Pimco Manager Buys Treasury Notes
Bill Gross, manager of the world’s biggest bond fund, said his firm bought five- and 10-year U.S. Treasury notes after a two-day tumble pushed yields up to levels he considered attractive.
“It’s not anything other than an obvious statement to say the market’s better valued today than it was a few weeks ago,” Gross, chief investment officer at Pacific Investment Management Co. in Newport Beach said Thursday. “For companies like Pimco that have been pretty short the market, it’s an opportunity to get some of that back, and we’ve been doing some of that.”
Investors who are short have positions that would benefit from a drop in debt prices or fare better than their benchmark indexes. Pimco, a unit of Allianz, Europe’s largest insurer, manages about $445 billion.

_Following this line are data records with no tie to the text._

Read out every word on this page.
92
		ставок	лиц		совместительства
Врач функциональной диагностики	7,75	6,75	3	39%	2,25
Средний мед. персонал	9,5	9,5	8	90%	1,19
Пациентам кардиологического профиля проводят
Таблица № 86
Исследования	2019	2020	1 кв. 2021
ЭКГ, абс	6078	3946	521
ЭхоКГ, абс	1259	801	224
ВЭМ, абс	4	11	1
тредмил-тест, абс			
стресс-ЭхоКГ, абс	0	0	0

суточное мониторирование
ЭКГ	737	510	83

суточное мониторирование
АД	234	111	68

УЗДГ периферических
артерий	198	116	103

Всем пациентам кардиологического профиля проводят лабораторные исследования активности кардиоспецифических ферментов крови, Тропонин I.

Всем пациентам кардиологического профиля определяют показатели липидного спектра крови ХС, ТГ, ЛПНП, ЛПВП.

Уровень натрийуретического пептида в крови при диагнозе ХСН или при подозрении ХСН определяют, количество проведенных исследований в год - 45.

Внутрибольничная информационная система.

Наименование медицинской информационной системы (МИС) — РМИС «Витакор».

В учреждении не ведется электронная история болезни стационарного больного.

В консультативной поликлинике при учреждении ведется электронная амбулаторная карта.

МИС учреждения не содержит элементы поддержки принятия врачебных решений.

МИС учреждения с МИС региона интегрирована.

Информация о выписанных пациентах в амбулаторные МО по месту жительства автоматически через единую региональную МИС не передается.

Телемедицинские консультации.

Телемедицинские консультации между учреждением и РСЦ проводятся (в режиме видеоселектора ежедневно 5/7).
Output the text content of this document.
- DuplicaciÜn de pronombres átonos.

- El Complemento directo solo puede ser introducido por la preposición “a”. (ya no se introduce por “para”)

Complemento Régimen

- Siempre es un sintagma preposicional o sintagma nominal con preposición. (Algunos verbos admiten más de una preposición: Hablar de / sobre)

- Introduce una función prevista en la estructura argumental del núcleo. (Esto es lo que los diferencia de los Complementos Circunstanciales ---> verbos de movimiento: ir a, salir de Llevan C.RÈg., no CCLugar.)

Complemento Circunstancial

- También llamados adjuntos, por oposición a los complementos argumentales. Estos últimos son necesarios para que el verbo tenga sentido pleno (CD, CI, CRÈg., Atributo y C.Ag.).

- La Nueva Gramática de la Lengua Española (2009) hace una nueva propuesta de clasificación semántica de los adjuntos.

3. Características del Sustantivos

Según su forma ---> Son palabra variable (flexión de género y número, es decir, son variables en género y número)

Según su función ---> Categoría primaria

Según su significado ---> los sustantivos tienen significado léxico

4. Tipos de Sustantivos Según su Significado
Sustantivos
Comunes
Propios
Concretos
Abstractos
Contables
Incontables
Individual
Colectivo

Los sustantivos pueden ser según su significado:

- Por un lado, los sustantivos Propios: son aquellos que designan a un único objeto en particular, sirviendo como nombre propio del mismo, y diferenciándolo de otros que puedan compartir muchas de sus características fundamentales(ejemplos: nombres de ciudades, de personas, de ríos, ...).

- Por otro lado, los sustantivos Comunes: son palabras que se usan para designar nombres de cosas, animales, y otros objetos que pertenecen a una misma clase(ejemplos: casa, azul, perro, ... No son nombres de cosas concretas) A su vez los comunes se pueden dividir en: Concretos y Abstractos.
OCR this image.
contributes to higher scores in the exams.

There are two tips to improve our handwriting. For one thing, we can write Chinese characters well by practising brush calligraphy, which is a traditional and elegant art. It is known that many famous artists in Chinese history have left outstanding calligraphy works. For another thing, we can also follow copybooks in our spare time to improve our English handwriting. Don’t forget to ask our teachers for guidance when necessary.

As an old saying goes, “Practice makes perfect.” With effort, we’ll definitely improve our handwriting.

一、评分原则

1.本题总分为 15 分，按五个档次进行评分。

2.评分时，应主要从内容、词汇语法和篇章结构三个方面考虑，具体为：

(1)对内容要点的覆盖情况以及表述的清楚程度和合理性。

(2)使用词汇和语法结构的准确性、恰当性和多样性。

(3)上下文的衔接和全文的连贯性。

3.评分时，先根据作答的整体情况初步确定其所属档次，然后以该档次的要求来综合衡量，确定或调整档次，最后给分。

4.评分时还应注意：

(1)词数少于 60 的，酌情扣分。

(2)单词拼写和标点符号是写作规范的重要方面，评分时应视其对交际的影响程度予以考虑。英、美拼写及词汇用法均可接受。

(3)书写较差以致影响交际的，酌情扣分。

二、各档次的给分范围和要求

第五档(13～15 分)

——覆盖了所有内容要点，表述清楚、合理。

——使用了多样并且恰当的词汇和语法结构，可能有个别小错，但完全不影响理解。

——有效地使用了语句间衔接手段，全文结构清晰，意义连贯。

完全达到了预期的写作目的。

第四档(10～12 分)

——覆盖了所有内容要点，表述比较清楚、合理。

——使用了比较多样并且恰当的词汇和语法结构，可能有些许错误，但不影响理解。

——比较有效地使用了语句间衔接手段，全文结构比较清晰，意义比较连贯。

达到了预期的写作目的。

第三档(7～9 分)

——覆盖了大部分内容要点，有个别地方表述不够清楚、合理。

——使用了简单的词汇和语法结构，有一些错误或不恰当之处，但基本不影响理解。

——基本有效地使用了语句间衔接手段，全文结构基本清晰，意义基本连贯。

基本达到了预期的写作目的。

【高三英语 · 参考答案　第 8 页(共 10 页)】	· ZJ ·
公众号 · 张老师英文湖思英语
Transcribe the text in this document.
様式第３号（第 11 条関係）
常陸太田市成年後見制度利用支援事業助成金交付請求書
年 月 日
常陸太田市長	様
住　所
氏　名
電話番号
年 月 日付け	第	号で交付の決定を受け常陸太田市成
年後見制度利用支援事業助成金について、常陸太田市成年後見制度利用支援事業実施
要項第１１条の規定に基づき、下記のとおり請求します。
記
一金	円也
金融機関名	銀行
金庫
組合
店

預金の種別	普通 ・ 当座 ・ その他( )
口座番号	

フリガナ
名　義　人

The 10-year note’s yield, which moves inversely to its price, hit 4.52% on Wednesday, the highest since July 30 and up from about 4% a month ago, amid concern commodity prices near record highs will lead to faster inflation. The five-year note’s yield hit 4.15%, the highest since June 2002.
Pimco bought “a billion or two” dollars worth of five-year notes Wednesday after the government sold $15 billion in an auction and bought 10-year notes Thursday, Gross said.
Pimco continues to hold fewer Treasuries than its benchmark indexes on the view that accelerating inflation may push yields higher, Gross said.